Ms. Bock graduated from Haverford College in 2011 with a B.A. in English Literature and a concentration in Gender and Sexuality Studies. Prior to law school, Ms. Bock was a Haverford House Fellow and worked at Community Legal Services of Philadelphia and at the National Clearinghouse for the Defense of Battered Women, also in Philadelphia. She also volunteered with the Pardon Me Clinic of X-Offenders for Community Empowerment, the Criminal Records Expungement Project of the Philadelphia Lawyers for Social Equity, and the Restorative Justice Project at the State Correctional Institution at Graterford, PA.
As a student at Temple, Ms. Bock expanded her experience with poverty law, criminal justice, and collateral consequences of criminal records by completing internships and clinicals with Community Legal Services of Philadelphia, Women Against Abuse, the New Jersey Office of the Public Defender, the Temple Legal Aid Office, and the Sheller Center for Social Justice. She was the 2014-2015 co-chair of the Temple Law National Lawyers Guild Chapter, and a co-founder of the Temple National Lawyers Guild Expungement Project.

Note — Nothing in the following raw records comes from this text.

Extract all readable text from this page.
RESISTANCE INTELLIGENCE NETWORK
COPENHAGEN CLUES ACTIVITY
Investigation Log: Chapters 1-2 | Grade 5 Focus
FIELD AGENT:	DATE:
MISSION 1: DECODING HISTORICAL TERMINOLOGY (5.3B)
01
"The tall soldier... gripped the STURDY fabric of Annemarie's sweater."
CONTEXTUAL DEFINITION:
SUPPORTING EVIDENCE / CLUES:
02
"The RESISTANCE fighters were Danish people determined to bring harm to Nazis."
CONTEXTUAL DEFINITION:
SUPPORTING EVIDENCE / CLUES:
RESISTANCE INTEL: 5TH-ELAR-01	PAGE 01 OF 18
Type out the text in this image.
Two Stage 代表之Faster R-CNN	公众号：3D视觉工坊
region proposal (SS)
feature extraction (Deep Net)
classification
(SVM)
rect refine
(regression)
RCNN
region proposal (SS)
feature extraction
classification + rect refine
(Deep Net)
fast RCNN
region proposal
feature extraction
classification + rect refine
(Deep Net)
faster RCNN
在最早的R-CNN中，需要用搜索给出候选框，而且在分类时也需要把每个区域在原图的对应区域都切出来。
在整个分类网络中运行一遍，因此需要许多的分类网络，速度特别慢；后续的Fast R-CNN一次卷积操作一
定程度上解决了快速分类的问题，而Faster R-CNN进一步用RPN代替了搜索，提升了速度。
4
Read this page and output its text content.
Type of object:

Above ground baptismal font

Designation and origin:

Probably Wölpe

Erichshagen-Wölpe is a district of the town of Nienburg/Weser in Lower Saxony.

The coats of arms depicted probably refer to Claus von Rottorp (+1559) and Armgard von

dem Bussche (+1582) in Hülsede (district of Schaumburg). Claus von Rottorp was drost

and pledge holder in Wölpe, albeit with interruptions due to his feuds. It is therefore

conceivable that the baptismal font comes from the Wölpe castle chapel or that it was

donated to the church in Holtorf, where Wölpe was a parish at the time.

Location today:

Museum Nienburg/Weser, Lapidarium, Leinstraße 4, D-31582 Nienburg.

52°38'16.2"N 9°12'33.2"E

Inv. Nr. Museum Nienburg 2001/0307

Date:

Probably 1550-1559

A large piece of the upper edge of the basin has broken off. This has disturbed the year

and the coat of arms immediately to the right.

In addition to the Rubin-Presser Social Justice Fellowship, Ms. Bock received a Beasley Scholarship, the Honorable Dolores Sloviter Public Interest Fellowship, the Henry Maxmin Scholarship, a Student Public Interest Network (SPIN) Public Interest Honors Grant, and the National Lawyers Guild C.B. King Award. She was named a Law Student of the Year by National Jurist Magazine in 2016 and a PSJD Pro Bono Publico Merit Distinction Honoree in 2015.
After law school, Emily will clerk for one year in the Superior Court of New Jersey-Criminal Division. She intends to pursue a career as a public defender or to work more broadly with people encountering and re-entering from the criminal justice system.